Budget 2026: New Income Tax Act 2025 Announced, Check 10 Major Changes Affecting Your Wallet
Budget 2026: Finance Minister Nirmala Sitharaman has presented the Union Budget for the fiscal year 2026-27. While there were no headline-grabbing announcements regarding changes to income tax slabs or exemptions, the framework of India’s taxation system is set for a historic overhaul. The decades-old Income Tax Act of 1961 is being scrapped. In its place, the new ‘Income Tax Act, 2025’ will come into effect from April 1, 2026.
The government aims to simplify the tax structure with this new act, making it easier for the common citizen to understand and file taxes without expert help. Beyond this structural shift, several specific changes have been announced that will directly impact investors, students, and property buyers. Here is a breakdown of the key changes.
Impact on Investors and Stock Market
Traders in the Futures and Options (F&O) segment will face higher costs. The Securities Transaction Tax (STT) on equity futures has been hiked from 0.02% to 0.05%, while for options, it has increased from 0.1% to 0.15%.

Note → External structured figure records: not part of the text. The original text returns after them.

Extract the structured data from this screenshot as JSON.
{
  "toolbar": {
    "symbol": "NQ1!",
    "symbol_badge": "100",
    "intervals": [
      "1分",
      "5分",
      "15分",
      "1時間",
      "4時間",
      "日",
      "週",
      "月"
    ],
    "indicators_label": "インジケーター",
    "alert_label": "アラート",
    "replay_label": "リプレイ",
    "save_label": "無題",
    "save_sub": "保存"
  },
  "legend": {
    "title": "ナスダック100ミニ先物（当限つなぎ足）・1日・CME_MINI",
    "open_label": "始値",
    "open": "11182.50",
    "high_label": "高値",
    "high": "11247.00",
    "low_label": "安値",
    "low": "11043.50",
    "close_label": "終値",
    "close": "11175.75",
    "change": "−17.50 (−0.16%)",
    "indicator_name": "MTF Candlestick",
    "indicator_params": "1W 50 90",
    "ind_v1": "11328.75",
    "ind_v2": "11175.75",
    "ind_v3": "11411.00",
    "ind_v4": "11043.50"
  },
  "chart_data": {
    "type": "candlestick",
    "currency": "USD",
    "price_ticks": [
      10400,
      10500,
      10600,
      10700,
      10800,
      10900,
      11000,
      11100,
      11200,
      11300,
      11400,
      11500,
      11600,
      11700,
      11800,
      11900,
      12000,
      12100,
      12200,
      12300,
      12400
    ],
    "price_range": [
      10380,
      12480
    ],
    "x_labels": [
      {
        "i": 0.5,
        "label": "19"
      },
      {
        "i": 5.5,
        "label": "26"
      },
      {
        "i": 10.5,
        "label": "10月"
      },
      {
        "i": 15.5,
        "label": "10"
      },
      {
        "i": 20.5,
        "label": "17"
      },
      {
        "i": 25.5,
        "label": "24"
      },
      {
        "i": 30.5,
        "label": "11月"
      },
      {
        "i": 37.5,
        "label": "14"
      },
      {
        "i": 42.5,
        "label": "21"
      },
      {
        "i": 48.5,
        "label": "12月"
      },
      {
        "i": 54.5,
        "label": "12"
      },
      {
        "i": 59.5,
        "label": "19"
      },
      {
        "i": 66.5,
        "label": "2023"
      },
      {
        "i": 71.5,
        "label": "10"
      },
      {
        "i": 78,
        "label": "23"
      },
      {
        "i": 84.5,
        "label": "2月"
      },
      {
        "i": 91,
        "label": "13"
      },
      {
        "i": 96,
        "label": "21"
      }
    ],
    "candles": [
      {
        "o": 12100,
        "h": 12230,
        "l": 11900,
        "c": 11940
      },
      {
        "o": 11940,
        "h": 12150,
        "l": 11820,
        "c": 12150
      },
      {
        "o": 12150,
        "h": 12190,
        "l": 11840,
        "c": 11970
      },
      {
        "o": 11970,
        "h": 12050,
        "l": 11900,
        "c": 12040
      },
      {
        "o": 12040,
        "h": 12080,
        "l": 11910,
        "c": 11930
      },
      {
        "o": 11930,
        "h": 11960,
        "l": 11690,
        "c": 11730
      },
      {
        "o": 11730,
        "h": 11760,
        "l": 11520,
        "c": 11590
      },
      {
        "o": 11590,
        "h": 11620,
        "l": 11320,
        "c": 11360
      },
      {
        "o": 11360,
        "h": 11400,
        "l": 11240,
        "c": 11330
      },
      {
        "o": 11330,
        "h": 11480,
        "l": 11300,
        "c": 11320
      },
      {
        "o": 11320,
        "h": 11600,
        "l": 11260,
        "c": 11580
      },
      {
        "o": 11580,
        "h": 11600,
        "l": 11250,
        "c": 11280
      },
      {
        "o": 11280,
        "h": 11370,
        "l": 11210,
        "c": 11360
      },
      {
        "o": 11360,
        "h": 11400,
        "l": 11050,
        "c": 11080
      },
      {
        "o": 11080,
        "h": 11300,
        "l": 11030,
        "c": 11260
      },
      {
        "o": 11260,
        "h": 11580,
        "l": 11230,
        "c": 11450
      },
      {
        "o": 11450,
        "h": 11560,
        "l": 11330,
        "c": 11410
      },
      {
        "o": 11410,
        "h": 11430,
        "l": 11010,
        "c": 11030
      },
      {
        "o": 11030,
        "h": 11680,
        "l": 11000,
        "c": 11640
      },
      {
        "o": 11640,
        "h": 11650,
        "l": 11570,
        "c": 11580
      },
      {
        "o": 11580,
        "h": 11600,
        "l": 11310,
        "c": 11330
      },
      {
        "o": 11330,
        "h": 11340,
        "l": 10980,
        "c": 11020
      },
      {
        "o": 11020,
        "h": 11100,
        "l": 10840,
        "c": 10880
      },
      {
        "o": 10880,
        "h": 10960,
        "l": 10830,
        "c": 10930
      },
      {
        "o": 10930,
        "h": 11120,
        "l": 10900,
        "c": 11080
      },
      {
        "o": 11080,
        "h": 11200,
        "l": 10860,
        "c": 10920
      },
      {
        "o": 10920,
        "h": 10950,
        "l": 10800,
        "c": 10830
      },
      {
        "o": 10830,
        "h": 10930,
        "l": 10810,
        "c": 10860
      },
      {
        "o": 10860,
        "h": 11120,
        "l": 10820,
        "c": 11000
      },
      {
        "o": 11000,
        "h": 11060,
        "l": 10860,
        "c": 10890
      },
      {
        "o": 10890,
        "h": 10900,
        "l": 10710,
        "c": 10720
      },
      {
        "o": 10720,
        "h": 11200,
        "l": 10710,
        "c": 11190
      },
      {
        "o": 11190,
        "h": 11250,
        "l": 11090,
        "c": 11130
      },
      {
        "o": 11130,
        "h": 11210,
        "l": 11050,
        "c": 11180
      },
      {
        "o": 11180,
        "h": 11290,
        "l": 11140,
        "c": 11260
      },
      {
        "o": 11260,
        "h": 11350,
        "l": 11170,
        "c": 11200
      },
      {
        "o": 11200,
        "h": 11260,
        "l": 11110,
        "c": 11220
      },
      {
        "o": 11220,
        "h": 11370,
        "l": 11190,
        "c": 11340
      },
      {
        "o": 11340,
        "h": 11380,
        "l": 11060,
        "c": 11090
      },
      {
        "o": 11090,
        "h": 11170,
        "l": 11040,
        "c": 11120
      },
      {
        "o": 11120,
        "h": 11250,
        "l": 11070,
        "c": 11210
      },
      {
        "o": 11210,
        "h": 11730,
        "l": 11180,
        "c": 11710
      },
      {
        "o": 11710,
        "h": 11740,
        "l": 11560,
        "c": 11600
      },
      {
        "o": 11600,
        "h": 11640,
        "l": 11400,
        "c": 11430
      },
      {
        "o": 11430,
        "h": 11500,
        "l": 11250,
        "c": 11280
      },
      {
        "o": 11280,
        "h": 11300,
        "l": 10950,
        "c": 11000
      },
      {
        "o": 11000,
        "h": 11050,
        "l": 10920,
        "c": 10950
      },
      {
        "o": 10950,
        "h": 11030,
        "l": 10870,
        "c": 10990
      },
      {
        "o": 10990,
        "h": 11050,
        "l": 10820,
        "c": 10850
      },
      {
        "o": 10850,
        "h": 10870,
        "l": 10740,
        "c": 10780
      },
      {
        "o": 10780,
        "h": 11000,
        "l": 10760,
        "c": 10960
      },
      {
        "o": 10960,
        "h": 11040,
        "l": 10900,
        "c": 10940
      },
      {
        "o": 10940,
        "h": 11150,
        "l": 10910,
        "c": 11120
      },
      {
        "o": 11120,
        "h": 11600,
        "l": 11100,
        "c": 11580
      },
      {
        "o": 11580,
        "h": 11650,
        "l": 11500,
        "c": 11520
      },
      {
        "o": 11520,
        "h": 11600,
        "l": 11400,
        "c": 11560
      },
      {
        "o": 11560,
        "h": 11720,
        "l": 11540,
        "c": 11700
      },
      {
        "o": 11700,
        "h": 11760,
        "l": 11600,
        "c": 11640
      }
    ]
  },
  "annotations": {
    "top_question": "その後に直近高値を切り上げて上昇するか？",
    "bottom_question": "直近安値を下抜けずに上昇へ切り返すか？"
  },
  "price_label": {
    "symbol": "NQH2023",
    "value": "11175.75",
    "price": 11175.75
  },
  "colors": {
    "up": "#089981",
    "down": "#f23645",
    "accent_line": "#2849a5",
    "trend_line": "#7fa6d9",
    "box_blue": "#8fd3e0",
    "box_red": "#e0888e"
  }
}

Rules regarding Sovereign Gold Bonds (SGBs) have also been tightened. The capital gains tax exemption on maturity will now be exclusive to investors who purchased the bonds during the original RBI issue. Those buying SGBs from the secondary market will no longer enjoy this tax-free benefit. Additionally, capital gains tax on share buybacks has been reinstated, though it will be calculated only on net profits, offering some relief to long-term investors.
Relief for Overseas Education and Property Buyers
There is significant relief for families sending money abroad for education or medical treatment. Under the Liberalized Remittance Scheme (LRS), the Tax Collected at Source (TCS) on such remittances has been slashed from 5% to 2%, effective April 1, 2026.
Buying property from Non-Resident Indians (NRIs) has also been simplified. Resident buyers will no longer need to obtain a Tax Deduction and Collection Account Number (TAN). Instead, the TDS deduction can be processed using just the PAN, streamlining the transaction process for ordinary citizens.
Compliance, Crypto Penalties, and ITR Deadlines
The government has introduced strict penalties for non-disclosure of cryptocurrency transactions. Crypto exchanges facing a fine of ₹200 per day for failing to report transactions, and up to ₹50,000 for reporting incorrect information.
On the compliance front, taxpayers have been given more breathing room to correct their mistakes. The deadline for filing revised returns has been extended from 9 months to 12 months. However, the timeline for belated returns remains unchanged. A new Foreign Asset Disclosure Scheme has also been launched, allowing a one-time, six-month window for taxpayers to declare foreign assets without facing litigation.